Eventually I started pulling out of my funk and made a list of random things that I wished I knew how do to. As I went through the list, I realized that some of those things might not be too hard to either figure out or get some instruction in. I highly recommend the whole “getting instruction” thing. Even if you don’t really need it to learn a new skill, getting out of the house or finding a reason to socialize is worth bonus points for your brain. The first thing on my list that I was ready to try was knitting. I found a Groupon and took a class. I was only gone for about four evenings – once a week for a month – and only about two hours each time. It was blissful! Not because I was all that great, but because there were conversations with people I didn’t have to take care of, yarn to squish and a challenge that let me block out everything else from my brain for a little while. And as cliche as it sounds, everybody got scarves that next Christmas. Stained glass was on the list too. Did you know you can take classes in stained glass??? Yep! Super fun and you go home with an accomplishment in hand and a happy little chemical hit in your brain. Hot glass was on the list and is definitely one of my favorites. My occasional escapes to “play in the fire” were off the charts amazing! There’s something about lighting a torch and melting glass rods into beads or pendants or blobs of things (because they usually didn’t turn out the way I pictured in my head) that was incredibly satisfying. I took a crochet class. I learned how to use a plasma cutter….and now I want one. Will all of these things be hobbies I do forever? Maybe. Maybe not. Doesn’t matter. I took the time to get away and do a little something for myself. I spread all of these things out over several years and found out I really enjoy trying new things, even if I won’t be good at them. Each time when I came back to my family, I was better. I was a better mom, a better wife, a better Caregiver. Even laundry wasn’t as bad because my brain could be thinking about a new pattern I wanted to try or crazily imagining myself as an artist in my “retirement years”. I think far-fetched daydreams count as a hobby sometimes too…as long as that laundry keeps getting done.
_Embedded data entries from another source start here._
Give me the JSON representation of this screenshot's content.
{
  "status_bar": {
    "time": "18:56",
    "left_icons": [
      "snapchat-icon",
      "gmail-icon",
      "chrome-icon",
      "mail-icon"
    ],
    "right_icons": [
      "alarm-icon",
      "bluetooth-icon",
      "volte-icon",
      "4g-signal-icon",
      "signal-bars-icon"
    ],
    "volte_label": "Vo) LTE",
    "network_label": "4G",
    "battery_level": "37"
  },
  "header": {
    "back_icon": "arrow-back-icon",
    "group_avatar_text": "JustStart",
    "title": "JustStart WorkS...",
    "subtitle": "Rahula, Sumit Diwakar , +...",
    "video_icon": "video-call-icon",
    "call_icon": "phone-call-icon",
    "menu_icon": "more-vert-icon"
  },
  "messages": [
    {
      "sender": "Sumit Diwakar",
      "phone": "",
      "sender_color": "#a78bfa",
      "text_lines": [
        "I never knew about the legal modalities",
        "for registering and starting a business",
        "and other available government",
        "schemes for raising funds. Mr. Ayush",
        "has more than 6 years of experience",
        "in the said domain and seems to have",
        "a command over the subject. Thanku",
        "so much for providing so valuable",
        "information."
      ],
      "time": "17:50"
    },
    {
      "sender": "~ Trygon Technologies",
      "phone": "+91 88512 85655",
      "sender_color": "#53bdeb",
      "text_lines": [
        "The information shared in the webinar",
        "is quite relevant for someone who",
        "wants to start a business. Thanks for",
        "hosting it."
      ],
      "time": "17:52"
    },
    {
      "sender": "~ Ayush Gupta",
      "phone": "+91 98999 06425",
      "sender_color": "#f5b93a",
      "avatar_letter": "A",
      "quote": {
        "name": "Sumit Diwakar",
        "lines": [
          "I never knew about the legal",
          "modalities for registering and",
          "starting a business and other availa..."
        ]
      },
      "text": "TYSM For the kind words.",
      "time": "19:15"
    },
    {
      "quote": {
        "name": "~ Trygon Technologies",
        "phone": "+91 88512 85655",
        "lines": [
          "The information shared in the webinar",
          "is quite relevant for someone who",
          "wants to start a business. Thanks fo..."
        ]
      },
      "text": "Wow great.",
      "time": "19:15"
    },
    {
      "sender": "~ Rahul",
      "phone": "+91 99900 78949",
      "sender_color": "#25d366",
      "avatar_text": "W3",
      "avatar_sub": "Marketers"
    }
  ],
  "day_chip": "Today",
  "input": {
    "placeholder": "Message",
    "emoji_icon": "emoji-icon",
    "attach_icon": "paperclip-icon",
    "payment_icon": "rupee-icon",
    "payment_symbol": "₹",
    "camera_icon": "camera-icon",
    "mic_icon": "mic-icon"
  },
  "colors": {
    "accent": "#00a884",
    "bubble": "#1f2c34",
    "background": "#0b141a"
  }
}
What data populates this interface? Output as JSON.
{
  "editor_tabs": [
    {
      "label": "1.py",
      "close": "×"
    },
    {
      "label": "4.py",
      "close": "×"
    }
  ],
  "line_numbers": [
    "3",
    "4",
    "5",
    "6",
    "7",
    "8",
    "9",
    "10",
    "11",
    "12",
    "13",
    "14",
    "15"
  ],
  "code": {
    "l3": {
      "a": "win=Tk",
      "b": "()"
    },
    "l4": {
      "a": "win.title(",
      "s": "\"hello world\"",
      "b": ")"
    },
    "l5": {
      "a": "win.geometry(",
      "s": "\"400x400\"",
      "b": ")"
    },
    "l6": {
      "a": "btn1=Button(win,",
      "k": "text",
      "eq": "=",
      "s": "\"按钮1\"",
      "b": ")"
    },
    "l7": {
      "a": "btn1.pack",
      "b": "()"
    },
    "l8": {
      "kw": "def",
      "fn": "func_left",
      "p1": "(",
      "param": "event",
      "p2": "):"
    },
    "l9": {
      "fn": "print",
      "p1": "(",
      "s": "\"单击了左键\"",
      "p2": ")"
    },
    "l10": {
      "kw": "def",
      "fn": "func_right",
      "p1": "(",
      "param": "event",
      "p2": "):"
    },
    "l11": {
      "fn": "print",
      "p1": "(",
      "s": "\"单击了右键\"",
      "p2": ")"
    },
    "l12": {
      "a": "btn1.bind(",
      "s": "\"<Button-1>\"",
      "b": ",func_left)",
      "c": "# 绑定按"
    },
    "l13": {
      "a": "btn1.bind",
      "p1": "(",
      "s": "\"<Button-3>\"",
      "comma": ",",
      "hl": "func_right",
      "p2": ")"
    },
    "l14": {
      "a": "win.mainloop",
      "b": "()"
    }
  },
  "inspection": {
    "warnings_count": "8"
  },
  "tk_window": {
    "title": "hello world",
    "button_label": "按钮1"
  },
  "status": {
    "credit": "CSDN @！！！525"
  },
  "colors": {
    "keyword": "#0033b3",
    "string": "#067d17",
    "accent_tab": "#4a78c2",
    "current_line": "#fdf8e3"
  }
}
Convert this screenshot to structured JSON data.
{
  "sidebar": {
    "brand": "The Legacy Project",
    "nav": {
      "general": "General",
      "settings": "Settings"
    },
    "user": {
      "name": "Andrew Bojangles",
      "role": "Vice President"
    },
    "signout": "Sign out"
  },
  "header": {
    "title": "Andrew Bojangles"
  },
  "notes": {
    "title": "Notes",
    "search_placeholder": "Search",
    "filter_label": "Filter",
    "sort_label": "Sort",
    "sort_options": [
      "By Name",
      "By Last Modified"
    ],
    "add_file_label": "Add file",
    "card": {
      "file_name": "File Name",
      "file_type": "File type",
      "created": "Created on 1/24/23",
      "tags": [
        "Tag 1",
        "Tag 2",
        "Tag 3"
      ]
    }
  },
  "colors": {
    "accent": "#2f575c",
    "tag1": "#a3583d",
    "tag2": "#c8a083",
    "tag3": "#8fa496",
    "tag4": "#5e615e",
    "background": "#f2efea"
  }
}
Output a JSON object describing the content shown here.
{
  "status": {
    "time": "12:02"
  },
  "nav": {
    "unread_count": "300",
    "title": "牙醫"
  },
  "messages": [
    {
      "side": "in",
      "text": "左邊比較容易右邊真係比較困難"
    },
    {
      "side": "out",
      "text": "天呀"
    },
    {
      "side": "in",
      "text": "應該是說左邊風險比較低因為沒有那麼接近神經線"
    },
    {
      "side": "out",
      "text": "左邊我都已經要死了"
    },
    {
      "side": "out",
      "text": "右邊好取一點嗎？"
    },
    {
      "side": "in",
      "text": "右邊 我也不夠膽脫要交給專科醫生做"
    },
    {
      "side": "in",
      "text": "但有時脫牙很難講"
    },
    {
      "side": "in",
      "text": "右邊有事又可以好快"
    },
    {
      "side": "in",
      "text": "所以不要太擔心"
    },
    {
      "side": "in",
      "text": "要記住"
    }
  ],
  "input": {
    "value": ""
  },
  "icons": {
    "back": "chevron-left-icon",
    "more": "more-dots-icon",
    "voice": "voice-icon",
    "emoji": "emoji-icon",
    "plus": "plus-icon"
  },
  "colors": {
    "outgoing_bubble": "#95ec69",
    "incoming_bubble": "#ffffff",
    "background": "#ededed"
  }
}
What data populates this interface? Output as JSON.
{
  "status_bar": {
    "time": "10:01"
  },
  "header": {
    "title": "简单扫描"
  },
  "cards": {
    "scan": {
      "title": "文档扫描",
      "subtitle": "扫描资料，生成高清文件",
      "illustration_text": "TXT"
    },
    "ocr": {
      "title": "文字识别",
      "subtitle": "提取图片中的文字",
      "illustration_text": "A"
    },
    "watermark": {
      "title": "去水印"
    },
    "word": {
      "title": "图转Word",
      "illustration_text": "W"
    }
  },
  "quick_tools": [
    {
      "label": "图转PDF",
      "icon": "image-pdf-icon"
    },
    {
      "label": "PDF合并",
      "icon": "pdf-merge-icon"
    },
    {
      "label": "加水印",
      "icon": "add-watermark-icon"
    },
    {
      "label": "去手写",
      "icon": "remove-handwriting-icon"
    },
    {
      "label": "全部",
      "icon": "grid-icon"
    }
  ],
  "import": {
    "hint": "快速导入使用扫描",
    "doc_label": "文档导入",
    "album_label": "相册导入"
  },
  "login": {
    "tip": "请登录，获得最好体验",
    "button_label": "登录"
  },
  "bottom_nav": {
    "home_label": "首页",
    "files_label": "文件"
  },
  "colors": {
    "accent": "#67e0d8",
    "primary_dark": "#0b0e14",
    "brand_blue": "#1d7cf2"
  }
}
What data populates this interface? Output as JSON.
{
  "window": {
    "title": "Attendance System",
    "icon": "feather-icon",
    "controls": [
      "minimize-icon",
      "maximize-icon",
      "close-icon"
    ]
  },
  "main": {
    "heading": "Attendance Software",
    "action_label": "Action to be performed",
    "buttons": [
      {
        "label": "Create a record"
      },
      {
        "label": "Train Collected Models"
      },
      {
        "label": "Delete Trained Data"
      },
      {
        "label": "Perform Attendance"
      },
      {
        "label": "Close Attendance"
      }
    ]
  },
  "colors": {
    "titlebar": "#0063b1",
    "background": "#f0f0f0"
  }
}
Moral of this very long blog post? Find something fun and creative to do, something that isn’t a crucial life skill but rather a happiness builder. Resurrect an old hobby or dive into a new one. You don’t have to spend a lot of money and you don’t have to abandon your Caregiving post forever, just an hour or so here and there. Take a little time to challenge your skills (and your patience), put your hands to work in a creative way and get those happy brain chemicals flowing. You will be a better Caregiver for it…and a happier human being.